Chess Challenge II was developed by Castle King, based in the Berkeley County town of Goose Creek. Jonathan Altman, one of the lawyers representing Castle King, declined to comment on the matter when contacted Friday night. The company’s Chess Challenge I was pulled from the market Sept. 15 after an agreement with state regulators.

A controversial state Supreme Court ruling banned video gambling in July 2000. The court banned cash payouts as well as games of chance.

The State reported Sunday that since July 2000, state police have confiscated about 1,300 illegal machines featuring 50 different games in more than half of the 46 counties.

The State also reported pro-gambling forces are mustering renewed courtroom assaults that critics worry may snowball into a return to widespread — now-illegal — video gambling.

Buckner’s Oct. 29 ruling blocked law enforcement officers from seizing Chess Challenge II machines statewide. His order, in effect, declared the machines legal games of skill.

SLED’s Stewart asked the state Supreme Court to skip the appellate process and issue an immediate order overturning Buckner and removing the machines from the market.
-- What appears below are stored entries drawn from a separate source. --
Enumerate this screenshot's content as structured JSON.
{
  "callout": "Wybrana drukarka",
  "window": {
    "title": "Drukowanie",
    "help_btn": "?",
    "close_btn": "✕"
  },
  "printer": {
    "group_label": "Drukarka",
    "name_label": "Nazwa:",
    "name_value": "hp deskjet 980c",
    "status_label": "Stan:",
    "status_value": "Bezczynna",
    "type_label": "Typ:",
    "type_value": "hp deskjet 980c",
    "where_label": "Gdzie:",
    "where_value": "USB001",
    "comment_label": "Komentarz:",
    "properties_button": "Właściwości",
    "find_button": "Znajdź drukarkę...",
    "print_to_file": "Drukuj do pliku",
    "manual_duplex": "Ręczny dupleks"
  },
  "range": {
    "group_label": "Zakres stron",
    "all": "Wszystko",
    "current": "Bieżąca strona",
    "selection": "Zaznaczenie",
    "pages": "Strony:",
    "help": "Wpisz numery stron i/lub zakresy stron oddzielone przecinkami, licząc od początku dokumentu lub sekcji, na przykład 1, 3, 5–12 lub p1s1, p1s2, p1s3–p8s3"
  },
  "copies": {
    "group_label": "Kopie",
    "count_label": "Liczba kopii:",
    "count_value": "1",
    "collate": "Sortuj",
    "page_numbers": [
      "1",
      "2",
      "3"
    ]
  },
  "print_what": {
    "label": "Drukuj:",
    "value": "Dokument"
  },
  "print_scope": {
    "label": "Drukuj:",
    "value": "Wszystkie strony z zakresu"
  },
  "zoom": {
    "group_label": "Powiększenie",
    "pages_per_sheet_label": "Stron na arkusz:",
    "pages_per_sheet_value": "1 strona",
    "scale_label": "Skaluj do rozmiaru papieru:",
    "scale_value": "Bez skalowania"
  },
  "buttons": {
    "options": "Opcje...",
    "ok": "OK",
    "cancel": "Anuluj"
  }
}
He argued Chess Challenge is not a game of skill but a game of chance, which makes the popular game illegal.

The state’s video gaming laws say a judge can’t declare a whole class of machines legal or illegal, as Buckner did. Machines must be ruled either a game of chance or a game of skill one machine at a time. Anti-gambling lawmakers have said that measure was written into the law to help slow the growth of the legal gaming industry, to give lawmakers and police an opportunity to monitor its growth.

In its order on Friday, the Supreme Court justices:

• Nullified Buckner decision

• Said they would rule on a more sweeping request from SLED that the court order all S.C. circuit court judges to refrain from taking action similar to Buckner’s

• Did not agree to let a private attorney represent the state in the Allendale case. SLED had asked that the attorney be allowed in after state Attorney General Henry McMaster filed an appeal that removed SLED as a party to the case. SLED gaming experts have assisted law enforcement agents around the state when machines have been seized.

Court papers say both sides agreed to the order.

Under S.C. law, once a video gaming machine is declared illegal, all machines and machine parts are considered illegal gambling contraband, subject to seizure.

Stewart said SLED has received reports in the past several days about businesses making plans to move Chess Challenge II machines out of the state.